Puzzle by "Puzzles of Color"

The puzzle played very easy, except the SW corner, which was comparatively quite slow, largely because I completely forgot the vacuum brand ("ORSON? ORLON? ORKIN? DYSON? Is the "O" wrong?"). Then I looked at the Acrosses down there for help but yikes, 63A: Ten pins in two bowls (SPARE) was inscrutable to me. I didn't know the attempt to knock over pins was called a "bowl.""It took me two bowls to topple all the pins" sounds super weird and stilted to me. But I guess that was the point of the clue—to make it look like the "bowl" in question was a basin and not an act of ball-rolling. Then I had SASH for 56D: Window part (PANE). So it got messy down there. So it got messy down there. But that was the only trouble spot. Other mistakes ... looks like I tried GIZA before GAZA. I should've known that one, since the Milton play about Samson is called "Eyeless in GAZA," not GIZA (sorry, that’s actually a *phrase* from the Milton play—play itself is called “Samson Agonistes”; Huxley wrote a novel called “Eyeless in GAZA”).
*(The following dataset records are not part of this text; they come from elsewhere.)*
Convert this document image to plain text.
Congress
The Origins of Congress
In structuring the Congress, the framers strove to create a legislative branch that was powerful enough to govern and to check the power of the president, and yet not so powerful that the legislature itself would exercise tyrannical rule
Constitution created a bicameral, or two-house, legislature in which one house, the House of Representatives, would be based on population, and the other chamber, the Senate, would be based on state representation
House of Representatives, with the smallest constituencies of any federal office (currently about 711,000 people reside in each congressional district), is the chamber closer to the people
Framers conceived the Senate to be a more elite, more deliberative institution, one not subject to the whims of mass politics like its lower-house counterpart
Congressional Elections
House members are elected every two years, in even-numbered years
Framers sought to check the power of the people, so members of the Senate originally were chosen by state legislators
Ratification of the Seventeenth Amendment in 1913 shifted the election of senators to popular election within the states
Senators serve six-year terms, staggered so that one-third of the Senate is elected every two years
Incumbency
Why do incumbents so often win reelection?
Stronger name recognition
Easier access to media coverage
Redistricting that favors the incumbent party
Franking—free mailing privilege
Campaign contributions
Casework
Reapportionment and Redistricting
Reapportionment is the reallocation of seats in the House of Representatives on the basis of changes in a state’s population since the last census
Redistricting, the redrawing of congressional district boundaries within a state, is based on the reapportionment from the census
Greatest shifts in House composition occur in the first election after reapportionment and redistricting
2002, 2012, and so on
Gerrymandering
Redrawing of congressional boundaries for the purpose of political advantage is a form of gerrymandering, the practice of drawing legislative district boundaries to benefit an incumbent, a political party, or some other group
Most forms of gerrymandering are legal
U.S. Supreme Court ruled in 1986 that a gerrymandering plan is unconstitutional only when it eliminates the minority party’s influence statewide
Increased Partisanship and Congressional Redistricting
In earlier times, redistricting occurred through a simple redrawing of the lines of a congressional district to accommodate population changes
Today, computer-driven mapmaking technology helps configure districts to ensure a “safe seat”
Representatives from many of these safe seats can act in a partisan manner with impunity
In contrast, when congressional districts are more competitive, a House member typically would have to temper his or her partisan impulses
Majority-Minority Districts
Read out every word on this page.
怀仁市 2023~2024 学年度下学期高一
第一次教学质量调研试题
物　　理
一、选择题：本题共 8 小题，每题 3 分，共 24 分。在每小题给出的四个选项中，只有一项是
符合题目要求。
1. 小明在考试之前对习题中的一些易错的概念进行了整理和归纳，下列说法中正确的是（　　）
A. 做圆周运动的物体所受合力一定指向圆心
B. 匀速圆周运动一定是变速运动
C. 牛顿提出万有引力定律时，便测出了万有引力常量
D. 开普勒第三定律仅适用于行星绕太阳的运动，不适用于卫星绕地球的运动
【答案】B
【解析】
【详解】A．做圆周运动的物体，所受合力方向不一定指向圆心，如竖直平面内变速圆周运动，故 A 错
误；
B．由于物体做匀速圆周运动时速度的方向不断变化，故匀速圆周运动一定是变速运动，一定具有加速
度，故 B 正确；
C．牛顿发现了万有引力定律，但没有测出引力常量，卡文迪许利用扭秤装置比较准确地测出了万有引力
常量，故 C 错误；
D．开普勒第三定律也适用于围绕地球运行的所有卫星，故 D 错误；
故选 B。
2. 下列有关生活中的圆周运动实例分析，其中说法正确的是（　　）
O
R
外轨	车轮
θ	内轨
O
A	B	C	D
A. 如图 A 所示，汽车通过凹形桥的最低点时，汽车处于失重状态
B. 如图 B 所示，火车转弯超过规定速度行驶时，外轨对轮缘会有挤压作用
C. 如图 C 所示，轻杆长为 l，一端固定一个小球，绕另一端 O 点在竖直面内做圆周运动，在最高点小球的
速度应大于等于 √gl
Ah well. My literature Ph.D. fails me again. Had AMIGO before AMIGA and did the typical kealoa* two-step at 60D: Win easily after getting the initial "R" ("ROUT or ROMP!?") Aside from the overcommonness of the fill my only complaint is that "ON" is used not once not twice but thrice (RUN ON, UP ON, LED ON). Seems like at least one too many "ON"s. "On" too many. 


One last thing:
  • 16A: Backing, or the name of Athena's shield (AEGIS) — this is my starting Wordle word this week (I'm working my way through the dictionary) (yes, really). It's not a bad one. This was yesterday:

Thank you for reading my "online musings" (44D). Good day.